Le comportement automatique de chaque membre du groupe peut être customisé aux petits oignons, grâce à des "emplacements tactiques" plus ou moins nombreux, du type "si [condition] faire [action]". Vous pourrez ajouter des emplacements au fil du jeu en augmentant les compétences stratégiques des compagnons, et sauvegarder plusieurs profils, afin d'avoir des configurations du genre soutien, attaque frontale, tir de loin etc. Sur le papier donc, il est possible de prévoir des combos dévastatrices en optimisant les interactions entre personnages.

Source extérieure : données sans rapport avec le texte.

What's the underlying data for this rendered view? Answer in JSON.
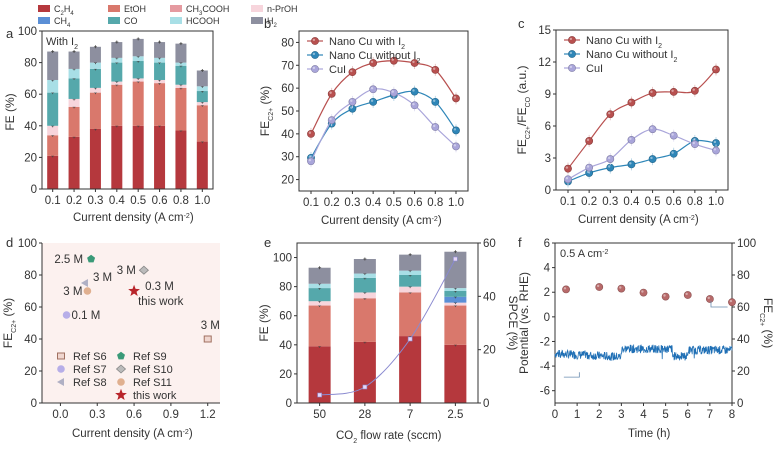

En pratique, en revanche, il faut constater que l'IA est assez débile ! Vos persos n'hésiteront donc pas à marcher dans les flammes, ou pire, les pièges que la barde vient tout juste de détecter, et à rester sans rien faire pendant plusieurs secondes au milieu d'une mêlée, à attendre bien sagement de se faire trucider la tête pour réagir. Or, vu le niveau de difficulté, quelques secondes suffisent à perdre la bataille. Le quicksave sera donc votre ami, de même que le fait que les personnages décédés se relèvent à la fin du combat s'il reste au moins un survivant. Ils écopent toutefois de blessures graves permanentes, une autre bonne idée du système de jeu, qui conféreront un malus tant qu'elles ne seront pas soignées adéquatement.
Il reste évidemment la possibilité de tout contrôler manuellement, mais vu qu'on n'assigne qu'une commande à la fois par personnage, c'est vite fastidieux.

Liberté, liberté chérie...

Cette IA un peu à l'ouest me fait regretter le manque de liberté global du jeu. C'est hélas monnaie courante depuis le passage à la 3D, mais c'est assez flagrant pour être signalé. Hérité des MMOs, les personnages ayant trait à une quête ont un symbole au dessus de la tête, histoire de ne pas les rater. De même, une pression de la touche TAB mettra en évidence tous les objets avec lesquels ont peut interagir. Et on doit bien se rendre à l'évidence, il n'y en a pas des masses. Le fait que tous les dialogues du jeu soient doublés y est probablement pour quelque chose, du coup beaucoup de petites quêtes secondaires du genre livraisons/courses sont réduites à des listes cliquables sur des panneaux ou dans des coffres. Les autres PNJs (persos non joueurs) restent la plupart du temps plantés à leur emplacement initial, sans jamais bouger d'un pouce. J'ai fait une expérience rapide : à l'orée de Lothering, une meute de loups rôde. Après m'être fait occire plus que de raison, je décide de fuir dans le village, voir ce qui va se passer. Et bien, rien du tout. Les loups ont continué à me poursuivre sans relâche, ignorant tous les PNJs, qui n'ont de leur côté absolument pas bronché. Il n'y a bien que quelques gardes dans le jeu qui pourront vous prêter main forte.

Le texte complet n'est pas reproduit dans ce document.